3.completeTransactionAfterThrowing是在原方法调用后报错进行rollback,跟begin注册事务的方式几乎一模一样,都是使用TMclient向TC发出rollback请求,此处省略。
4.commitTransaction是在原方法调用成功后进行commit,跟begin注册事务的方式几乎一模一样,都是使用TMclient向TC发出commit请求,此处省略。
5.cleanUp是在事务模板执行后进行清扫现场的方法,目的是对保存在ThreadLocal中的事务钩子进行清除。
AT-TM端总结
AT-TM端对打上事务注解的方法使用了动态代理,将原方法封装成事务模板进行执行,是事务的注册到事务的提交或回滚的发起方。可以说AT-TM端生于spring,也对spring的事务处理进行增强。
AT-RM端分析
AT-RM端的实现思想比较巧妙,是通过自上而下的动态代理数据库相关类(Database、Connection、Statement),在原方法执行过程中对sql的执行进行拦截处理。
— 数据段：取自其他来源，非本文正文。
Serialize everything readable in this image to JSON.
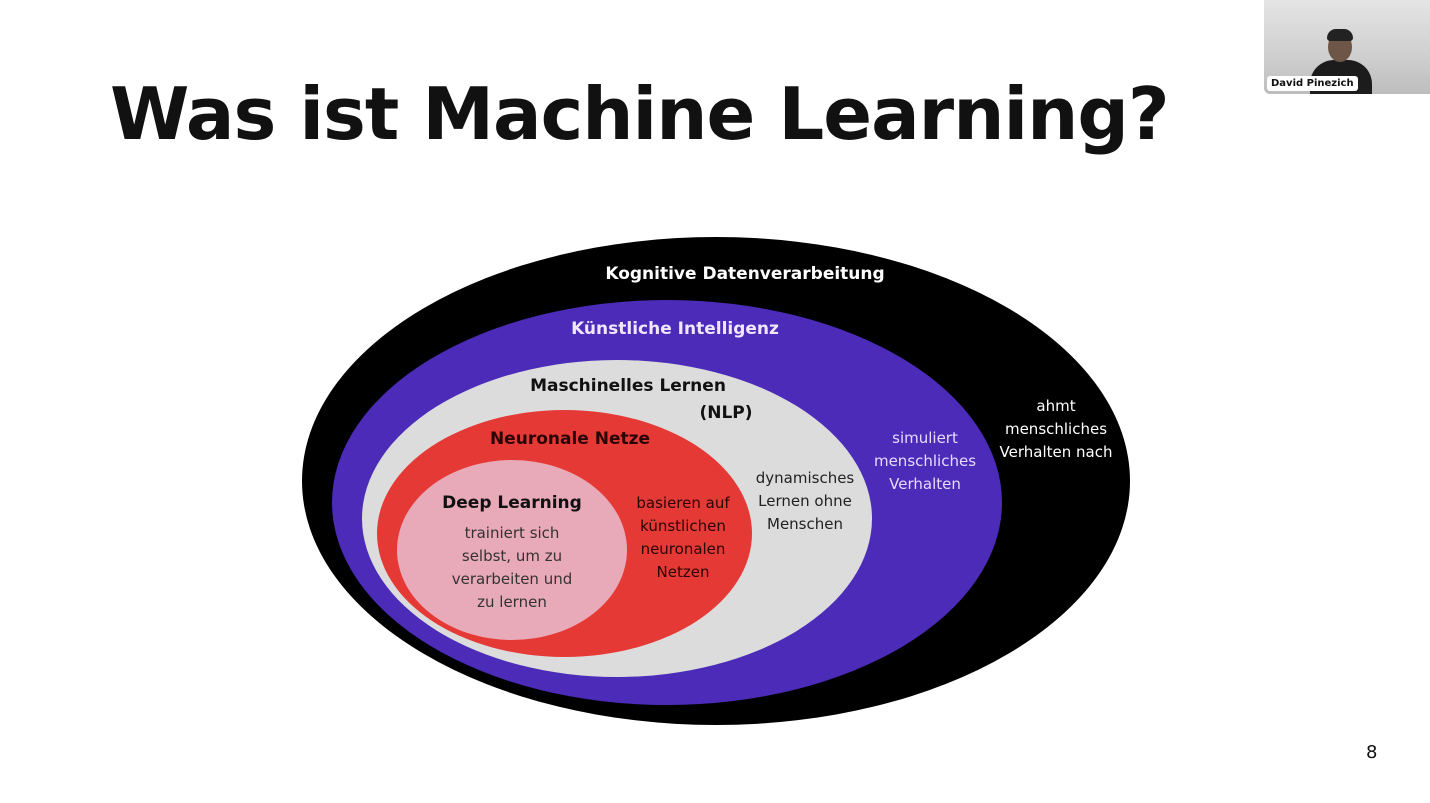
{
  "slide": {
    "title": "Was ist Machine Learning?",
    "page_number": "8"
  },
  "video": {
    "participant_name": "David Pinezich"
  },
  "diagram": {
    "outer": {
      "label": "Kognitive Datenverarbeitung",
      "desc": [
        "ahmt",
        "menschliches",
        "Verhalten nach"
      ],
      "color": "#000000"
    },
    "ai": {
      "label": "Künstliche Intelligenz",
      "desc": [
        "simuliert",
        "menschliches",
        "Verhalten"
      ],
      "color": "#4b2bb8"
    },
    "ml": {
      "label": "Maschinelles Lernen",
      "sub": "(NLP)",
      "desc": [
        "dynamisches",
        "Lernen ohne",
        "Menschen"
      ],
      "color": "#dcdcdc"
    },
    "nn": {
      "label": "Neuronale Netze",
      "desc": [
        "basieren auf",
        "künstlichen",
        "neuronalen",
        "Netzen"
      ],
      "color": "#e53935"
    },
    "dl": {
      "label": "Deep Learning",
      "desc": [
        "trainiert sich",
        "selbst, um zu",
        "verarbeiten und",
        "zu lernen"
      ],
      "color": "#e8a9b8"
    }
  }
}
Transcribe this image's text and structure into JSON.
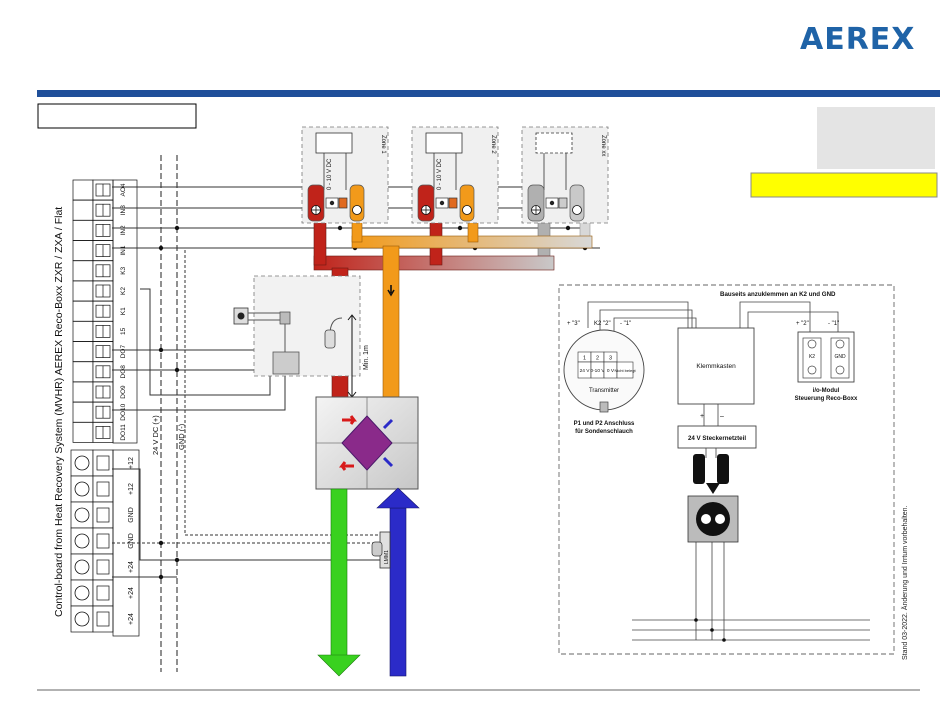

首先AT-RM端会将原DataSource进行代理形成DataSourceProxy,这样可以通过DataSourceProxy从原DataSource获取Connection进行代理形成ConnectionProxy,最后可以通过ConnectionProxy获取Statement进行代理形成StatementProxy。由ConnectionProxy与StatementProxy接管sql的执行与全局事务的处理。
@Bean
public DataSourceProxy dataSourceProxy(DataSource dataSource) {
return new DataSourceProxy(dataSource);
}
@Override
public ConnectionProxy getConnection() throws SQLException {
Connection targetConnection = targetDataSource.getConnection();
return new ConnectionProxy(this, targetConnection);
}
@Override
public Statement createStatement(int resultSetType, int resultSetConcurrency) throws SQLException {
Statement statement = targetConnection.createStatement(resultSetType, resultSetConcurrency);
return new StatementProxy<Statement>(this, statement);
}
直接进入StatementProxy,可以看到里面的方法都是使用了ExecuteTemplate执行模板进行处理,比如executeUpdate方法。
@Override
public int executeUpdate(String sql) throws SQLException {
this.targetSQL = sql;
return ExecuteTemplate.execute(this, (statement, args) -> statement.executeUpdate((String) args[0]), sql);
}
可以看到ExecuteTemplate.execute会区别对待不同的sql类型,生成不同的Executor,最后调用Executor的execute方法执行sql。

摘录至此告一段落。